/aFC

Calculates allelic Fold Change (aFC) using standard input files for fastQTL.

Primary LanguagePython

Build Status

aFC

allelic Fold Change

Calculates allelic Fold Change (aFC) using standard input files for fastQTL.

Please see our paper Genome Research for details and benchmarking of the method.

Method developed by Pejman Mohmammadi, software by Stephane E. Castel both in the Lappalainen Lab at the New York Genome Center and Columbia University Department of Systems Biology.

Runs on Python 2.7.x and 3.x, and has the following dependencies: pandas, statsmodels, scikits.bootstrap, NumPy, pysam.

Usage

Requires tabix indexed gzip compressed VCF file containing genotypes and BED file containing phenotypes, identical to the inputs of fastQTL, and a list of QTL to calculate aFC for. If provided, covariates will be regressed out of the phenotype values. Outputs the aFC and corresponding 95% confidence interval for each input QTL.

Arguments

Required

  • --vcf - Tabix indexed and gzipped VCF file containing sample genotypes. See fastQTL for format details.
  • --pheno - Tabix indexed and gzipped BED file containing sample phenotypes. See fastQTL for format details.
  • --qtl - File containing QTL to calculate allelic fold change for. Should contain tab separated columns 'pid' with phenotype (gene) IDs and 'sid' with SNP IDs.
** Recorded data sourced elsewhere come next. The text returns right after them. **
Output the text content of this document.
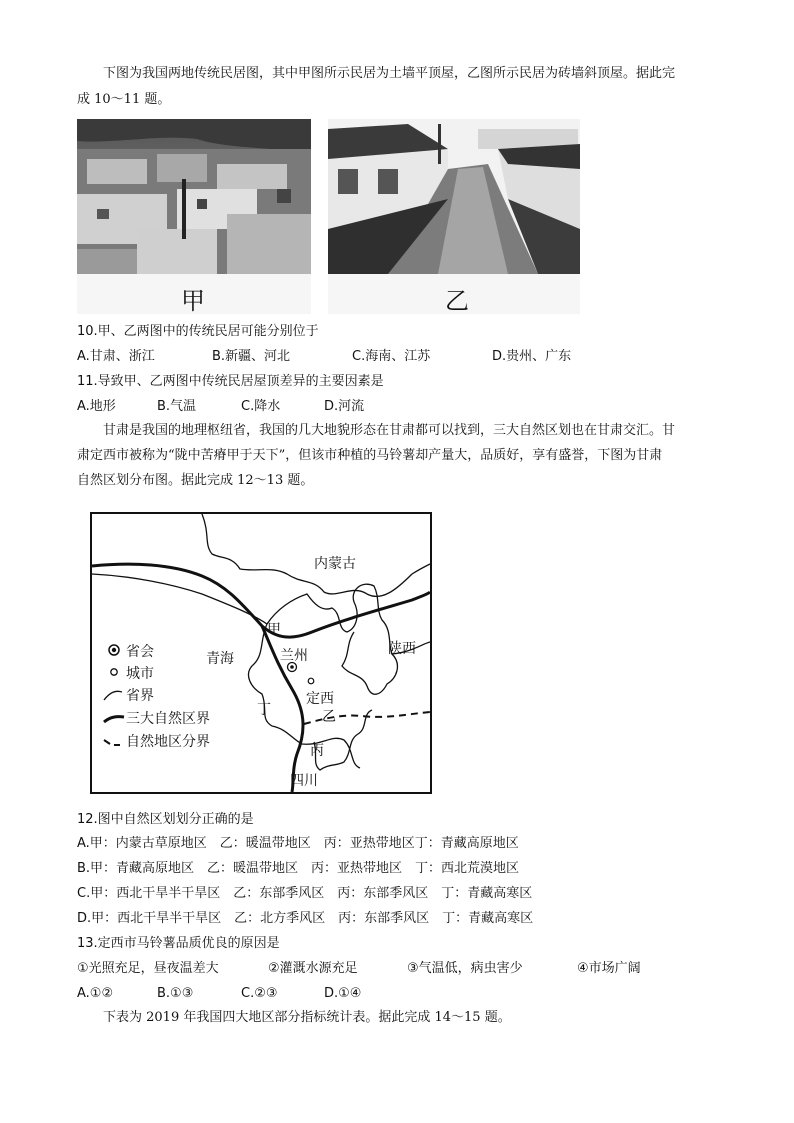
下图为我国两地传统民居图，其中甲图所示民居为土墙平顶屋，乙图所示民居为砖墙斜顶屋。据此完
成 10～11 题。
甲	乙
10.甲、乙两图中的传统民居可能分别位于
A.甘肃、浙江	B.新疆、河北	C.海南、江苏	D.贵州、广东
11.导致甲、乙两图中传统民居屋顶差异的主要因素是
A.地形	B.气温	C.降水	D.河流
甘肃是我国的地理枢纽省，我国的几大地貌形态在甘肃都可以找到，三大自然区划也在甘肃交汇。甘
肃定西市被称为“陇中苦瘠甲于天下”，但该市种植的马铃薯却产量大，品质好，享有盛誉，下图为甘肃
自然区划分布图。据此完成 12～13 题。
内蒙古
陕西
青海
甲
兰州
定西
乙
丁
丙
四川
省会
城市
省界
三大自然区界
自然地区分界
12.图中自然区划划分正确的是
A.甲：内蒙古草原地区　乙：暖温带地区　丙：亚热带地区丁：青藏高原地区
B.甲：青藏高原地区　乙：暖温带地区　丙：亚热带地区　丁：西北荒漠地区
C.甲：西北干旱半干旱区　乙：东部季风区　丙：东部季风区　丁：青藏高寒区
D.甲：西北干旱半干旱区　乙：北方季风区　丙：东部季风区　丁：青藏高寒区
13.定西市马铃薯品质优良的原因是
①光照充足，昼夜温差大	②灌溉水源充足	③气温低，病虫害少	④市场广阔
A.①②	B.①③	C.②③	D.①④
下表为 2019 年我国四大地区部分指标统计表。据此完成 14～15 题。
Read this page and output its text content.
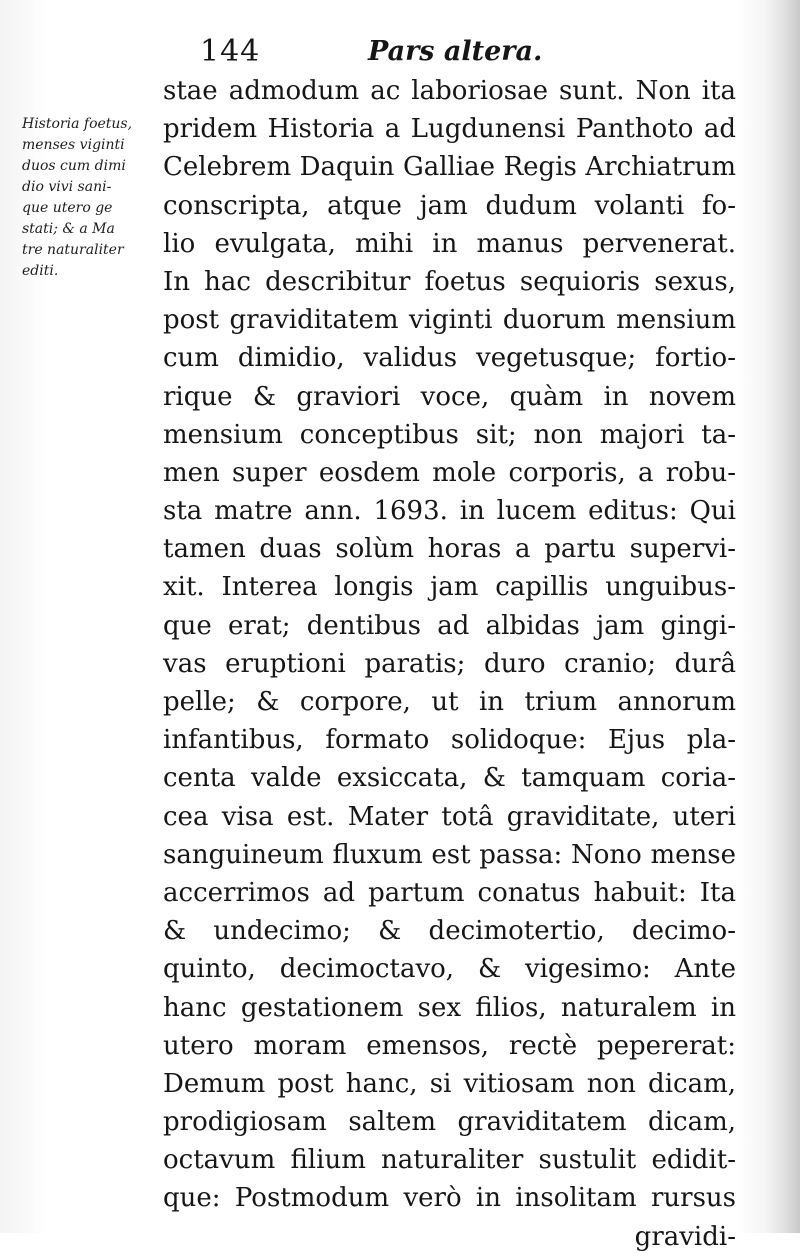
144	Pars altera.
Historia foetus,
menses viginti
duos cum dimi
dio vivi sani-
que utero ge
stati; & a Ma
tre naturaliter
editi.
stae admodum ac laboriosae sunt. Non ita
pridem Historia a Lugdunensi Panthoto ad
Celebrem Daquin Galliae Regis Archiatrum
conscripta, atque jam dudum volanti fo-
lio evulgata, mihi in manus pervenerat.
In hac describitur foetus sequioris sexus,
post graviditatem viginti duorum mensium
cum dimidio, validus vegetusque; fortio-
rique & graviori voce, quàm in novem
mensium conceptibus sit; non majori ta-
men super eosdem mole corporis, a robu-
sta matre ann. 1693. in lucem editus: Qui
tamen duas solùm horas a partu supervi-
xit. Interea longis jam capillis unguibus-
que erat; dentibus ad albidas jam gingi-
vas eruptioni paratis; duro cranio; durâ
pelle; & corpore, ut in trium annorum
infantibus, formato solidoque: Ejus pla-
centa valde exsiccata, & tamquam coria-
cea visa est. Mater totâ graviditate, uteri
sanguineum fluxum est passa: Nono mense
accerrimos ad partum conatus habuit: Ita
& undecimo; & decimotertio, decimo-
quinto, decimoctavo, & vigesimo: Ante
hanc gestationem sex filios, naturalem in
utero moram emensos, rectè pepererat:
Demum post hanc, si vitiosam non dicam,
prodigiosam saltem graviditatem dicam,
octavum filium naturaliter sustulit edidit-
que: Postmodum verò in insolitam rursus
gravidi-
Optionally can include the columns 'sid_chr' and 'sid_pos', which will facilitate tabix retrieval of genotypes, greatly reducing runtime.
  • --geno - Which field in VCF to use as the genotype. By default 'GT' = genotype. Setting to 'DS' will use dosage rounded to the nearest integer (IE 1.75 = 2 = 1|1).
  • --chr - Limit to a specific chromosome.
  • --log_xform - The data has been log transformed (1/0). If so, please set --log_base.
  • --output - Output file.

Optional

  • --cov () - Covariates file. See fastQTL for format details.
  • --matrix_o () - Output the raw data matrix used to calculate aFC for each QTL into the specific folder.
  • --boot (100) - Number of bootstraps to perform for effect size confidence interval. Can be set to 0 to skip confidence interval calculation, which will greatly reduce runtimes.
  • --ecap (log2(100)) - Absolute aFC cap in log2.
  • --log_base (2) - Base of log applied to data. If other than 2, data will be converted to log2.

Output File

  • 1 - sid - Variant ID.
  • 2 - pid - Phenotype (gene) ID.
  • 3 - log2_aFC - allelic Fold Change in log2.
  • 4 - log2_aFC_lower - Lower estimate of 95% confidenace interval of log2(aFC).
  • 5 - log2_aFC_upper - Upper estimate of 95% confidenace interval of log2(aFC).